We can fix the spending at a difference value. For instance, we can use the minimum and the maximum in addition to the mean.

df$money_min <- with(HR09_imp, min(exp_m_c))
df$money_max <- with(HR09_imp, max(exp_m_c))
mu_min <- sapply(df$experience,
                 function(x) post$alpha + post$beta*x + post$gamma*df$money_min)
mu_max <- sapply(df$experience,
                 function(x) post$alpha + post$beta*x + post$gamma*df$money_max)
df$mu_min_mean <- apply(mu_min, 2, mean)
df$mu_max_mean <- apply(mu_max, 2, mean)
mu_min_HPDI <- apply(mu_min, 2, HPDI)  # 89% HPDI
mu_max_HPDI <- apply(mu_max, 2, HPDI)  # 89% HPDI
df$lb_min <- mu_min_HPDI[1,]
df$ub_min <- mu_min_HPDI[2,]
df$lb_max <- mu_max_HPDI[1,]
df$ub_max <- mu_max_HPDI[2,]
plt_x <- ggplot(HR09_imp, aes(x = experience)) +
    geom_ribbon(data = df, aes(ymin = lb, ymax = ub), fill = 'gray') +
    geom_ribbon(data = df, aes(ymin = lb_min, ymax = ub_min), fill = 'gray') +
    geom_ribbon(data = df, aes(ymin = lb_max, ymax = ub_max), fill = 'gray') +
    geom_jitter(aes(y = voteshare), position = position_jitter(width = 0.05)) +
    geom_line(data = df, aes(y = mu_mean)) +
    geom_line(data = df, aes(y = mu_min_mean), color = 'blue') +
    geom_line(data = df, aes(y = mu_max_mean), color = 'red') +
    scale_x_continuous(breaks = c(0, 1))
print(plt_x)

In this figure, the black, red, and blue lines presents the predicted vote share when the spending is at the mean, the maximum, and the minimum, respectively.

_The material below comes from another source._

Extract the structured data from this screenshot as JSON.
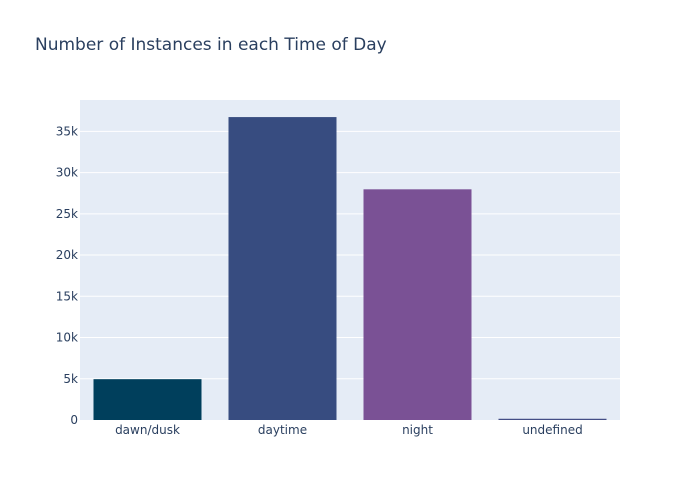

You should be able to make a similar figure to show the marginal effect of campaign spending.

(3) Posterior Predictive Plots

Finally, let’s examine if our model fits the ovserved data. To do so, we use a scatter plot of posterior predictions versus the observed outvome.

First, we need to calculate (simulate) posterior predictive values using the obseved values of predictors.

predictor <- list()
for(i in 1:nrow(HR09_imp)) {
    row_i <- HR09_imp[i,]
    predictor[[i]] <-  c(row_i$experience, row_i$exp_m_c)
}
mu <- sapply(predictor,
             function(x) post$alpha + post$beta*x[1] + post$gamma*x[2])
HR09_imp$mu_mean <- apply(mu, 2, mean)
mu_HPDI <- apply(mu, 2, HPDI)  # 89% HPDI
HR09_imp$mu_lb <- mu_HPDI[1,]
HR09_imp$mu_ub <- mu_HPDI[2,]

Then, visualize this.

pred_obs <- ggplot(HR09_imp, aes(voteshare, mu_mean)) +
    geom_point(size = .5) +
    geom_pointrange(aes(ymin = mu_lb, ymax = mu_ub)) +
    xlim(0, 100) + ylim(0, 100) +
    geom_abline(intercept = 0, slope = 1, linetype = 'dashed') +
    labs(x = 'observed vote share', y = 'predicted vote share')
print(pred_obs)

If our model predicted the observations perfectly–which we do not want for reasons explained late, the points will be on the dashed line.